You have just said in that other thread that I refuse to see your side but it appears to me to be the complete opposite.
Let's take the "facts" of the Cologne situation.
- Devise presumably wanted to step down with no internal solution.
- Greg presumably was the only external option at the time. Or perhaps the easiest one to get to Cologne. This would have been an important consideration.
- Sundberg was on Davos at that time but was he a free agent? Or freshly retired? Or was he going to retire to GM but was also a pending FA in which case the BOG skipped the step of letting him go to free agency and then signing for Cologne for free and just letting him join Cologne asap since they were in a dire state. In that case, I would understand why he would move for free.
- I feel like he wasn't meant to move for free though this bit I am completely unsure of. Perhaps compensation was agreed but not enforced by the commishes or anyone else, which seems to have been alluded to. In that case it is not a failure of the GM succession process but a failure higher up.
I don't think I've considered everything and yet I have already had to make 3-4 assumptions. You have dealt in absolutes so far and I have brought up for every case the mitigating factors which affected the decisions made. I pretty much said that Toronto was a fuck-up, yet you have insisted on focusing on a Cologne case which I can't make a reasonable argument for or against because of the above.
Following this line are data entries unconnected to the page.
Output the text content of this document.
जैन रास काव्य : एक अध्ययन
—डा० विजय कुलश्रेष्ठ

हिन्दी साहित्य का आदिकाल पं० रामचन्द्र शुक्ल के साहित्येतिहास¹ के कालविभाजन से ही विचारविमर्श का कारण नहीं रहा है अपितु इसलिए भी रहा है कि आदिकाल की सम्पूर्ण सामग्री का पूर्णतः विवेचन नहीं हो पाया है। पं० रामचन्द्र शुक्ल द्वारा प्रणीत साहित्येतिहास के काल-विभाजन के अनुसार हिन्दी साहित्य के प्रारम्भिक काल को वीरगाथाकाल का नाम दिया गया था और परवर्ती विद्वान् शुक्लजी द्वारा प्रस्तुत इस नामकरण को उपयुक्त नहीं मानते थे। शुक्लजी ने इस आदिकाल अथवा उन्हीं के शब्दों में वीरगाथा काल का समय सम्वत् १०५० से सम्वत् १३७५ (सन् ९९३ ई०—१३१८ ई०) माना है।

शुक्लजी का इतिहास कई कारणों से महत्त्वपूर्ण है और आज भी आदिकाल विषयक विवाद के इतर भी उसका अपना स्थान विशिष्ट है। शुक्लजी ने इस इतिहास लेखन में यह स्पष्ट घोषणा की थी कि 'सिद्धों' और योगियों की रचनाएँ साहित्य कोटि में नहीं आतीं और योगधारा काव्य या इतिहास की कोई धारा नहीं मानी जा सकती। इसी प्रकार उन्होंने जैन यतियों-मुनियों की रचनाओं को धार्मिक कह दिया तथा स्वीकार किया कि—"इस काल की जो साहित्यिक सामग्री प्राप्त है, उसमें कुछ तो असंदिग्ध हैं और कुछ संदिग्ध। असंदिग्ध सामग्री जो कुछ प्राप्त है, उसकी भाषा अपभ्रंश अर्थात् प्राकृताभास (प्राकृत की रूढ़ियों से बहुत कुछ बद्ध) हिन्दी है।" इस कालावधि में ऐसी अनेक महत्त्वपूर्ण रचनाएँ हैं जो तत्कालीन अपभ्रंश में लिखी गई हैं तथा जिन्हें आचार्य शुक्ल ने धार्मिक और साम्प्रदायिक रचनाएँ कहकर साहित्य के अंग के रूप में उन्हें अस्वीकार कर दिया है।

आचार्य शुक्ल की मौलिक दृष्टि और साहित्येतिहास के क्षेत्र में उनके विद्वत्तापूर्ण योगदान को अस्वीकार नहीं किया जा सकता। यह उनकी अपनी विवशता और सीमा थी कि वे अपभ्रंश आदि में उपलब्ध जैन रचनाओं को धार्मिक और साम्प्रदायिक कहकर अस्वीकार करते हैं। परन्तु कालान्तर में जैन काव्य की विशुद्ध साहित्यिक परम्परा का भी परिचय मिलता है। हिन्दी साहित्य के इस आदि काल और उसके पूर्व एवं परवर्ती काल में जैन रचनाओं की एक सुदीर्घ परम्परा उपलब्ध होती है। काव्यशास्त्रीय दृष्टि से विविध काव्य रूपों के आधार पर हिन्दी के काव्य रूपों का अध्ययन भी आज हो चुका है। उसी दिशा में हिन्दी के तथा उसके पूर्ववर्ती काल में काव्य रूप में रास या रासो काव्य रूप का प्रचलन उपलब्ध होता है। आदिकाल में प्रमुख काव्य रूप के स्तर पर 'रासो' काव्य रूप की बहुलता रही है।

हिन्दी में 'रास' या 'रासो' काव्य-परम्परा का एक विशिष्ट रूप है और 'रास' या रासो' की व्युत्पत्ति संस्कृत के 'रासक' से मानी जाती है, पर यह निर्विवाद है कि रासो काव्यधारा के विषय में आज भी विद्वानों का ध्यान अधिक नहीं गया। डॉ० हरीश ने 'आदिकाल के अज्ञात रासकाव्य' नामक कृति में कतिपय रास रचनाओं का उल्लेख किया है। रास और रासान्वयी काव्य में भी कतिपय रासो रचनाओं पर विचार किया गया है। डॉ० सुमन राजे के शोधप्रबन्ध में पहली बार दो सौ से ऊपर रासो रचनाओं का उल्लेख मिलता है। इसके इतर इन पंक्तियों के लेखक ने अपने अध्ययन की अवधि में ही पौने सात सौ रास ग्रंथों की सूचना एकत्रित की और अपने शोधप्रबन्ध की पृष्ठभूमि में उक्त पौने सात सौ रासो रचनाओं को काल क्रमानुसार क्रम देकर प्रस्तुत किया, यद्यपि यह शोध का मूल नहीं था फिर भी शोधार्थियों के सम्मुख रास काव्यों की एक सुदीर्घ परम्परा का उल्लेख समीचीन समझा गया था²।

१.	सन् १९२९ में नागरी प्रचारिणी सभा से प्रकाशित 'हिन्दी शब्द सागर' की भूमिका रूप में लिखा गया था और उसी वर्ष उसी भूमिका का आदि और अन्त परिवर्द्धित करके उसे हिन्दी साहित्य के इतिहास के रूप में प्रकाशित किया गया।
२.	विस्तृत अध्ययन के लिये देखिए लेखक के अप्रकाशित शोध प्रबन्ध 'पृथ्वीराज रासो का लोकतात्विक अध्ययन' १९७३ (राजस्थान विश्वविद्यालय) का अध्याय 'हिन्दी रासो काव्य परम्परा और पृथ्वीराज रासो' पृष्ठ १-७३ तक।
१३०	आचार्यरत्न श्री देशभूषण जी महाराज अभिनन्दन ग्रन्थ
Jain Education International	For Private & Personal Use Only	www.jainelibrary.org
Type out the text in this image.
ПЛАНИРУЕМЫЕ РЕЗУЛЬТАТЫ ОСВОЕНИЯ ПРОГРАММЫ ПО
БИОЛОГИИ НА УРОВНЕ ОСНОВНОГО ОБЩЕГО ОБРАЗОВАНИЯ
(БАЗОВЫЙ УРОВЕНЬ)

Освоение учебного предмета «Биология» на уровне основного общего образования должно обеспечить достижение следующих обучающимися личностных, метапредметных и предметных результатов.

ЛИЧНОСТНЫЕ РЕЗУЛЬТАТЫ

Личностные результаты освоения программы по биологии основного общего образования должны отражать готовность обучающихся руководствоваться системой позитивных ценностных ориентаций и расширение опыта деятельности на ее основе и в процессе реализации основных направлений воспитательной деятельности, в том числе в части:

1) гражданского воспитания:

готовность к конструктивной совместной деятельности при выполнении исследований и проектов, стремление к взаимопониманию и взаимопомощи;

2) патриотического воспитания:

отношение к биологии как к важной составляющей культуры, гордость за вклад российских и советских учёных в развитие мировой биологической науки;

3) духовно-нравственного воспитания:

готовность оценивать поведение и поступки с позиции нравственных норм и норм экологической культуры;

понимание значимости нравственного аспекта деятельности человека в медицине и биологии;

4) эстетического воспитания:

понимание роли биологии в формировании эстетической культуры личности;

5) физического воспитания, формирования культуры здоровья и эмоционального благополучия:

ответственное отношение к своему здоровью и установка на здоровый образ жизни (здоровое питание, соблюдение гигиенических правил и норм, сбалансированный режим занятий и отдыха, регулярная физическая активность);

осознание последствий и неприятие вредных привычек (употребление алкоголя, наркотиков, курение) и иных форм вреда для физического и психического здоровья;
Most importantly, I would like to stress that I have not been saying what I think about each case (most of the time) but rather how the BOG came to the decision it did. Except the Cologne case, because I do not know, but you have pretty much forced me to consider how it was done. Just because I am the current BOG mouthpiece for some reason doesn't mean these are my opinions. I'm just trying to explain why you can't look at the raw data and assume you have all the key facts.